Depending on the day, you can fall hard into either category
Don some unwashed hair and sweatpants and you will be catapulted firmly into Team Fugly™. But take your time, work the contour, wear a hot outfit and you’re instantly rocketed from a 5 or 6 to a 7 or 8. It’s like magic, really.
Because of this, you can sometimes feel like a catfish of yourself. Sometimes you see or take a picture of yourself and you literally want to print out copies to hand out to people on the street, and other times you look at a photo and want to die because you realise you’ve been lied to about being ugly your whole life. Like Oprah would say, “So what is the truth?”
You’ve never been called sexy, just cute or pretty
Beautiful? Sexy? Gorgeous? Hot? Bad? Fine?

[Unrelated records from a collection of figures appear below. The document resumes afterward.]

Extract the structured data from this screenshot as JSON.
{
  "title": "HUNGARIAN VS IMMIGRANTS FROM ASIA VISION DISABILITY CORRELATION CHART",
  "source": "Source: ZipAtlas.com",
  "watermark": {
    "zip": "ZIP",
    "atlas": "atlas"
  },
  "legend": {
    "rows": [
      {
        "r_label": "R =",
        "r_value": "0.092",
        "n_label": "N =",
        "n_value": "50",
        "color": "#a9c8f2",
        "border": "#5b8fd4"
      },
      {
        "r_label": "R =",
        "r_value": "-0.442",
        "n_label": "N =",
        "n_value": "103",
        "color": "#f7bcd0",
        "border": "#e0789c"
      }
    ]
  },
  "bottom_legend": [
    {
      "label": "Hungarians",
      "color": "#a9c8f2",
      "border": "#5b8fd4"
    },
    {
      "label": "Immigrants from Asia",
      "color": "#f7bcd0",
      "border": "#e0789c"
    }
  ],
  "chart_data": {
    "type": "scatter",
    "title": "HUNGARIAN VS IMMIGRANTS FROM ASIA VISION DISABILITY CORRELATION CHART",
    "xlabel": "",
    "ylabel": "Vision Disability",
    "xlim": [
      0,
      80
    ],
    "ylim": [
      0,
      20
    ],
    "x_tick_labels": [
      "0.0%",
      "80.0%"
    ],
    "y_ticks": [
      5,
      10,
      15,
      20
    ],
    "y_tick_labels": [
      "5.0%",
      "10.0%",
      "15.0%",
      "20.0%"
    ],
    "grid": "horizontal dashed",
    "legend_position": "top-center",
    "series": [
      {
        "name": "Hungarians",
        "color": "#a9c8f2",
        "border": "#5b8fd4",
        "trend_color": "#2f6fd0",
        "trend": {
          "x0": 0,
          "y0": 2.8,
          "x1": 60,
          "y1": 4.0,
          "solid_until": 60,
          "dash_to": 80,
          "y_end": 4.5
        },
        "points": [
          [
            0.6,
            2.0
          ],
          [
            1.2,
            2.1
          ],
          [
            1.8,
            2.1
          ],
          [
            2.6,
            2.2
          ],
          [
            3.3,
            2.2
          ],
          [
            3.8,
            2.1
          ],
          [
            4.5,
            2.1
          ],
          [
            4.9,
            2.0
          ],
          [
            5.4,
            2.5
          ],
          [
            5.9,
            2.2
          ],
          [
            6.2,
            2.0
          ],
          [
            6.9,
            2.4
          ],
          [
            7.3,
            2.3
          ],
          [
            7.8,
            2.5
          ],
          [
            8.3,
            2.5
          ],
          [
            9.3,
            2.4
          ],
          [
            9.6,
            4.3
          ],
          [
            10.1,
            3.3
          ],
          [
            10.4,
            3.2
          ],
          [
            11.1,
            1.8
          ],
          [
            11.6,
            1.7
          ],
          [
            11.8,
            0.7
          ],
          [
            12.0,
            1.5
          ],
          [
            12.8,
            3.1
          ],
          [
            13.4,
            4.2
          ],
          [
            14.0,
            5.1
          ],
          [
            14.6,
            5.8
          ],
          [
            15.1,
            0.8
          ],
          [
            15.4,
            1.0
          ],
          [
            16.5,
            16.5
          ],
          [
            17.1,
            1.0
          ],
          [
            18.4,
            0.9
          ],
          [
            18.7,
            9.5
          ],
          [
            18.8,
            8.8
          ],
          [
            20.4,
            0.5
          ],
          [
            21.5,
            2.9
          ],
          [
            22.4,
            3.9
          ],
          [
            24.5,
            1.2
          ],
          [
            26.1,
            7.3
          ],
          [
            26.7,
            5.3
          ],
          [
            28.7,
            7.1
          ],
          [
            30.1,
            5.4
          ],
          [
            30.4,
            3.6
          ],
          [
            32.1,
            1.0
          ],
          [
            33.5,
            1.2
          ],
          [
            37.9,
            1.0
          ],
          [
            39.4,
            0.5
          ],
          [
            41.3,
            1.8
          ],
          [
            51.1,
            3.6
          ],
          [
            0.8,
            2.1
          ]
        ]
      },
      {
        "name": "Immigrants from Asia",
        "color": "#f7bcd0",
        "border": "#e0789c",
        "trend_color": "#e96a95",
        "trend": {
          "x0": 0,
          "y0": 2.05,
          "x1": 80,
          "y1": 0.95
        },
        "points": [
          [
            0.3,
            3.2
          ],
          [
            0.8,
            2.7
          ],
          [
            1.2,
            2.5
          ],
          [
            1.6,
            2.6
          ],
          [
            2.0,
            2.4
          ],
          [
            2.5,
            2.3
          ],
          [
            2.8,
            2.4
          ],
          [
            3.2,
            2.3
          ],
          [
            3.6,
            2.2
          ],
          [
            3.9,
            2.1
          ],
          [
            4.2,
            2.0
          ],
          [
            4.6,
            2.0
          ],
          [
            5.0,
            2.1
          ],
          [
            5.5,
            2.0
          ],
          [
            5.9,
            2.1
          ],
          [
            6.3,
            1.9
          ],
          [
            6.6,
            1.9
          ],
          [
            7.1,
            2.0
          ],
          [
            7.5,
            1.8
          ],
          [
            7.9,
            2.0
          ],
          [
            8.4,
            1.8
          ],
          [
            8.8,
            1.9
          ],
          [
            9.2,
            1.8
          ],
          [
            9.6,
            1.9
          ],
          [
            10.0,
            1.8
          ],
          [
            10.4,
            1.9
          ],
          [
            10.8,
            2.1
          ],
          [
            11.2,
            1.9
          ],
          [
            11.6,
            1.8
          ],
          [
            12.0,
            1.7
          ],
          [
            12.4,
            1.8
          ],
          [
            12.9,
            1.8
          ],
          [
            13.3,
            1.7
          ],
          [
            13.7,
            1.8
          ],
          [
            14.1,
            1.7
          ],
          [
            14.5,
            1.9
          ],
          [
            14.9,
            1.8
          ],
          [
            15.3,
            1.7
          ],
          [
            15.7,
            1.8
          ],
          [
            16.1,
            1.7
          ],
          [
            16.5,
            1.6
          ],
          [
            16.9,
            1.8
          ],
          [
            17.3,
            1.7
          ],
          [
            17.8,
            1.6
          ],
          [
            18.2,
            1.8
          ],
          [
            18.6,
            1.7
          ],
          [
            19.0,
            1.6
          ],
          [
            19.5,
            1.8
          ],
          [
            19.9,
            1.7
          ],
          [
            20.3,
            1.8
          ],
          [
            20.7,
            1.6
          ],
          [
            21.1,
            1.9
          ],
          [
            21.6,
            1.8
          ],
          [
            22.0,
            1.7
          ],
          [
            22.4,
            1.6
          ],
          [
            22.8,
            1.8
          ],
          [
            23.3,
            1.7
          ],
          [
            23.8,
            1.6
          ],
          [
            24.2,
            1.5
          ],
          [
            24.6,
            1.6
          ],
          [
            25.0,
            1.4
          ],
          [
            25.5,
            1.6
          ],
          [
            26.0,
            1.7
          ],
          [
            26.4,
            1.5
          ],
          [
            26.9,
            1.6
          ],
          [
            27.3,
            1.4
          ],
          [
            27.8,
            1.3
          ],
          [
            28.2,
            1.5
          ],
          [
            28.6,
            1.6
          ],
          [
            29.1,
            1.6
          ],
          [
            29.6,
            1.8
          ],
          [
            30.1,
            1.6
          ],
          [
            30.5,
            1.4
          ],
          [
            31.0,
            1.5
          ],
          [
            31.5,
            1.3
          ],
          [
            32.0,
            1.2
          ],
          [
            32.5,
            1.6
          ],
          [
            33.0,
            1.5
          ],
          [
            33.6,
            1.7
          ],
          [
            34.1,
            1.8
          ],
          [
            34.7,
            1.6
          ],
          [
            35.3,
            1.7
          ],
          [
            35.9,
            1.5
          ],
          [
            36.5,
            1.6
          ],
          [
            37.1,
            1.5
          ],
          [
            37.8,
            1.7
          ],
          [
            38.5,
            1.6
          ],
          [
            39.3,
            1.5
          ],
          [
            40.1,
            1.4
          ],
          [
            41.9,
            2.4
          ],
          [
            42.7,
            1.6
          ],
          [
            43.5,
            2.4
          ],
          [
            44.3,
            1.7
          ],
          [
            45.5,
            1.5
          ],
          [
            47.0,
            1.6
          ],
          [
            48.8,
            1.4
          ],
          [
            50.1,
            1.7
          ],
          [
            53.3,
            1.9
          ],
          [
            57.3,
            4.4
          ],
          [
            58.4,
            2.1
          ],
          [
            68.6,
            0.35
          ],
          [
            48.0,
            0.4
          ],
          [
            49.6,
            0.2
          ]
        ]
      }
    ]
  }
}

You just don’t understand how some girls do that thing where they’re just sexy? Like with a sexy walk and a sexy attitude?? Can’t relate, can’t understand. Do they make classes for that?
You’re funny as fuck to compensate for it
You’re the entertainer of the group, the ringleader, the funny one. And my God, you’ve gotta be. Remember what a struggle puberty was? It forced you to develop a sense of humor and an actual personality.
Then, once you kiiind of glo’d up, you had a B+ face and an A+ attitude which made you everyone’s friend. Actually, that means we’re winning. Whole package…sort of. It definitely means we can date up.
Same thing with sex, tbh
Hot girls just lay there. You know who doesn’t? Someone with something to prove. If your vag had a Yelp! page, it’d be all five-star reviews.
Every year, you get a liiiittle bit closer to the hot side
Onwards and upwards, honestly. Maybe it’s a tweak to your eyebrows, a new workout, a haircut, but every year you evolve a little on your road to a Charizard-style makeover. I’m sorry, that wasn’t funny.
But seriously, you’re always unlocking new levels of hottness you can achieve and maybe one day you’ll ascend to your true throne of hot.
You’ve become a selfie expert because you know how to work your angles
You might have 73 outtakes in your camera roll, but the one you choose to upload is perfect. When it’s time for the group photo, you immediately rush to your good side, pop a skinny arm, hit the head tilt, do the Taylor Swift neck (stick you chin out and down, trust me) and the results are always good because you’ve had so much practice.
It’s also why everyone always wants you to take their fake-candid photo — you just have an eye for concealing flaws and promoting the best features.
Honestly, maybe it’s better to be in the middle where we are. No where to go but up.